Londoners will be in for a surprise when they see cows roaming in Wanstead Park for the first time in 150-years.
The City of London Corporation, which manages the Grade II* Park, has put carefully selected cattle from its 200-strong herd out to graze as part of a two-month trial throughout September and October.
The pilot is part of a plan to use cattle to better manage and to restore the acid-grasslands in the area for wildlife conservation, including rare plant species, insects and spiders.
A team of volunteers and staff will be closely monitoring the animals’ welfare and encouraging visitors to admire but not feed or approach the cattle.
Graeme Doshi-Smith, Chairman of the City of London Corporation’s Epping Forest & Commons Committee, said: “Our grazing pilot is helping us identify better ways to protect Wanstead Park’s historic views at the same time as conserving a wide range of species and supporting an even better ecological balance at the site.
“Grazing is used as a natural way to manage grasslands and meadows across Epping Forest. As part of the programme we have prevented encroachment by scrub and more vigorous grasses in favour or rarer plants and herbs, benefitting a whole range of insects and birds.
“It is exciting to be grazing heritage cattle here in this East London park, right on the edge of our capital city.”
The City Corporation is using GPS-collar technology which helps contain the cows by emitting audio signals when they reach a virtual boundary – removing the need for obtrusive electric fences.
Wanstead Park is east London’s oldest public park and noted for its national heritage and ecological importance.
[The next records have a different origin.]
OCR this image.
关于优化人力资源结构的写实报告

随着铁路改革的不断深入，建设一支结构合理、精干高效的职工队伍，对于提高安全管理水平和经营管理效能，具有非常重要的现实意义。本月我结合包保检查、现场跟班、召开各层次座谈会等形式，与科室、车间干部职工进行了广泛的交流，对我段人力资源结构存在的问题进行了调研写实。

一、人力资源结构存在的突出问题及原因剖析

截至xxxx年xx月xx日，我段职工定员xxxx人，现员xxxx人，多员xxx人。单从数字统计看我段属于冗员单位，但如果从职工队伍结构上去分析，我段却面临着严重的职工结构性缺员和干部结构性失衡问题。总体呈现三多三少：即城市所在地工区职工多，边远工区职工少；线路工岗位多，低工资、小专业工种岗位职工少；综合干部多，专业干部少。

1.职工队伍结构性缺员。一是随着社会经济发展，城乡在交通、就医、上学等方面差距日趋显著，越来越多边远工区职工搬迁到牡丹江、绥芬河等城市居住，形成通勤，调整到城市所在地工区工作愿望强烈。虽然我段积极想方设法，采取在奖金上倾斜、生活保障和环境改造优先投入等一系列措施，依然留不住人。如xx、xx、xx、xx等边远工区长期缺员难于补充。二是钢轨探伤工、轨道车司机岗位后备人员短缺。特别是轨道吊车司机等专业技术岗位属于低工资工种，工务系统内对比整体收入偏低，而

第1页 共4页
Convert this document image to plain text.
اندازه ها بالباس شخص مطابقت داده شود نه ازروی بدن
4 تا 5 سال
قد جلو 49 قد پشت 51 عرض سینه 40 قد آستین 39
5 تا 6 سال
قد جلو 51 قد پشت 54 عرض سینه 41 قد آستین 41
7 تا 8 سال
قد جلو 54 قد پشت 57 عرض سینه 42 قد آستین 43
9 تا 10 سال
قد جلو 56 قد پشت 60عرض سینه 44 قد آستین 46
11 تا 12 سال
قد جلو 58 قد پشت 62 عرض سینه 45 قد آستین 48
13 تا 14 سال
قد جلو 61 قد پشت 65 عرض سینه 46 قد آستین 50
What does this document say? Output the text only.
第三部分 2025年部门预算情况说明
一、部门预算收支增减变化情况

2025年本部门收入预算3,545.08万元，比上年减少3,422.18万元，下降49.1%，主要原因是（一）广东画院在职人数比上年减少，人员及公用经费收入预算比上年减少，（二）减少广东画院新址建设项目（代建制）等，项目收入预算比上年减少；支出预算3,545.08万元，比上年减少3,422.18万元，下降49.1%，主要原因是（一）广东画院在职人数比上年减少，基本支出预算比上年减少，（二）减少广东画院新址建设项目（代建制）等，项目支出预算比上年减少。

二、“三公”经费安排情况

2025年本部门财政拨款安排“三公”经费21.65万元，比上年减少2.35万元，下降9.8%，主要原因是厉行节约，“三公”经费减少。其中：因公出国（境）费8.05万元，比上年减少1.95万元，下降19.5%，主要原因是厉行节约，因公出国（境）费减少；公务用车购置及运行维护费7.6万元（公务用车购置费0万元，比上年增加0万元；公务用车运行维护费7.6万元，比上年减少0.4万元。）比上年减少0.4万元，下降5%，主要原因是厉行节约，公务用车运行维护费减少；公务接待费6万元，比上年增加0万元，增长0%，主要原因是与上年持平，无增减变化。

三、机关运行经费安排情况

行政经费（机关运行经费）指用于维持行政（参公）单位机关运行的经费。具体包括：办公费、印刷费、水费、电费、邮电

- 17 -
The City of London Corporation became the owners of the park in 1880, but it has been open to the public since 1715 – over 300 years.
The City Corporation protects and conserves 11,000 acres of green space in London and south east England – including Epping Forest and Hampstead Heath – and over 200 smaller sites in the Square Mile.
The City Corporation funds its green spaces with over £29 million a year. They include important wildlife habitats, heritage landscapes, Sites of Special Scientific Interest and National Nature Reserves and are protected from being built on by special legislation.
These sites, most of which are charitable trusts, are run at little or no cost to the communities that they serve.